Записав адрес и оставив смоченный живительным раствором бинт, врач удалился. Юрген подхватил женщину за талию, и они медленно заковыляли к краю тротуара. Келер несколько раз порывалась обернуться, посмотреть на следующих за спиной големов.
Идти и правда оказалось недалеко. В переулке было тише, чем в центре, но народу тоже хватало – в основном молодых людей и женщин с детьми. Пара соседей обернулась им вслед, кто-то даже окликнул, но спутница Юргена, похоже, недостаточно хорошо себя чувствовала для разговоров и объяснений. Стажер пожалел, что не настоял на лечебнице.
Дом номер два – единственный, в котором не горели окна. Молодой человек на всякий случай постучал, не дождался ответа.
– Ключ в правом кармане, – прошелестела келер.
Юрген на секунду замешкался.
– Простите, – решился он, радуясь, что темнота скрыла румянец.

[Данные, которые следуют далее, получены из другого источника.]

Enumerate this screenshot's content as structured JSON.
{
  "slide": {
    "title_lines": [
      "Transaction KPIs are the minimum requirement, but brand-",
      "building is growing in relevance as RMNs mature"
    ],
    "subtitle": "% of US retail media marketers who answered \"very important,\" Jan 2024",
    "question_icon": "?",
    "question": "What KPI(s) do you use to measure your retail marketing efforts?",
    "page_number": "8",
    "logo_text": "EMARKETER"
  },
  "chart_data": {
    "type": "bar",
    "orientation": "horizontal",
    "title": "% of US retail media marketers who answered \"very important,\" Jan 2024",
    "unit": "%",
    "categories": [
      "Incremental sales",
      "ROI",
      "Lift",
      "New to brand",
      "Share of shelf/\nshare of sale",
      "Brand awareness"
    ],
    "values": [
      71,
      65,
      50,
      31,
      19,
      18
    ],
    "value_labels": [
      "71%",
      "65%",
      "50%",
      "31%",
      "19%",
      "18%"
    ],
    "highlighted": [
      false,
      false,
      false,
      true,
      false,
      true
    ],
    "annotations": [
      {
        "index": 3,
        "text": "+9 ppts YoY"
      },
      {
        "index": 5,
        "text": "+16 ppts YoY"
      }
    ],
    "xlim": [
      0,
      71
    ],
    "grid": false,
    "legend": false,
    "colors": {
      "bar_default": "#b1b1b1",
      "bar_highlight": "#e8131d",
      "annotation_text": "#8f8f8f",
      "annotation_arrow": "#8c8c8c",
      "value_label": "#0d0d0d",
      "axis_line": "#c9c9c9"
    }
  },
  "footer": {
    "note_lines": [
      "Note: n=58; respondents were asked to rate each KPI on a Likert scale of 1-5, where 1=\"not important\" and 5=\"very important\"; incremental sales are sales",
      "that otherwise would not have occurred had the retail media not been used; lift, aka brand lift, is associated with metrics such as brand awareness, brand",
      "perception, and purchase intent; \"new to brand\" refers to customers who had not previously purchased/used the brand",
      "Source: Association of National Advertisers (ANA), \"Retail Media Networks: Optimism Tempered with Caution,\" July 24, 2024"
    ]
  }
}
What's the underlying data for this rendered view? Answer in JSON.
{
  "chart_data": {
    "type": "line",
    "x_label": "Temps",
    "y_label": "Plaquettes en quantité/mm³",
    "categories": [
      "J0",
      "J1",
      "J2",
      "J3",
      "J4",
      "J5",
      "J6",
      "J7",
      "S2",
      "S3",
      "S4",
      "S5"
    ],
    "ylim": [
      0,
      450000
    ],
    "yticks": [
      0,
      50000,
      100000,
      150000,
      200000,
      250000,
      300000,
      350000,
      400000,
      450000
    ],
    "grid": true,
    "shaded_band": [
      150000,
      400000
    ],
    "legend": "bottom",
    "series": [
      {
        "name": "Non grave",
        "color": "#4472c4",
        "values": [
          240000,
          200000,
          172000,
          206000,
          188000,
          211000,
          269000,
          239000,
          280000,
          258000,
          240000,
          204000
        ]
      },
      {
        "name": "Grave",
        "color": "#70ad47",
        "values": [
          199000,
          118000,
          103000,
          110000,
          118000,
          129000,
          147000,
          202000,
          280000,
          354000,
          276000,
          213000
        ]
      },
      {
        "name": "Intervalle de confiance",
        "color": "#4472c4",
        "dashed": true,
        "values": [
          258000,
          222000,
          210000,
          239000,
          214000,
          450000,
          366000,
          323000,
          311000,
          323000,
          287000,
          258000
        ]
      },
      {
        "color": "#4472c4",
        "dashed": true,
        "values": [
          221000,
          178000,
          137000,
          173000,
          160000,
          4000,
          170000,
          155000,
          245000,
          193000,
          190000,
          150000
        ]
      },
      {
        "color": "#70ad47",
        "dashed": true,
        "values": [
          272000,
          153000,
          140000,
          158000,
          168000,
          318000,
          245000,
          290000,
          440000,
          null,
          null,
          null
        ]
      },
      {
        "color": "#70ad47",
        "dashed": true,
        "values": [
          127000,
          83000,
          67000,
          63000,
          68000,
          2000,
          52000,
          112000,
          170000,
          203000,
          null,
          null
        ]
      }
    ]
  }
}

Дверь отворилась легко: ощущалась хозяйская рука. Газовый рожок осветил прихожую. Зонты в плетеной корзине, вешалка с верхней одеждой, обувной шкафчик, полочка под шляпы, полочка для перчаток, зеркало – вещи окружали, нависали, грозились обрушиться и погрести людей под собой.
Велев големам ждать, Юрген помог женщине разуться и снять пальто, довел до низкой софы в гостиной. В темной комнате было прохладно и сыро, как и любом помещении, оставленном зимой без присмотра на половину суток, хотя, казалось бы, живущие здесь люди могли позволить себе прислугу. Юрген подумал, что надо растопить камин, отыскать кухню и вскипятить чайник, но постеснялся хозяйничать в чужом доме.
– Келер Швестер… – кажется, Луцио обращался к ней именно так, – как вы себя чувствуете?
– Уже лучше. Извините меня, керр…
– Фромингкейт, – представился Юрген.
– Прошу прощения за неудобства, – виновато улыбнулась келер. – Я сама не ожидала, что окажусь настолько… слабой.
– Вам еще чем-нибудь помочь? – больше из вежливости осведомился стажер. – Позвать кого-то? Найти вашего мужа?
– Не уходите! – испуганно вскинулась она, будто он и впрямь мог покинуть женщину в таком состоянии одну, и тут же измученно опустилась обратно на подушки. – Помочь? Пожалуй, да. Вы ведь напарник Луцио?
Юрген кивнул.
– И знаете, что случилось с его прошлым напарником?
Стажер помедлил, не желая обсуждать эту тему с посторонними.
– Я ведь не из любопытства спрашиваю, – поспешила добавить келер Швестер, заметив, как он нахмурился. – Гейст Рухенштат был моим братом.
Юрген понял, что отмолчаться не удастся, и выбрал нейтральное:
– Я читал дело триста пятьдесят два.
– Дело. Конечно, для вас это всего лишь дело!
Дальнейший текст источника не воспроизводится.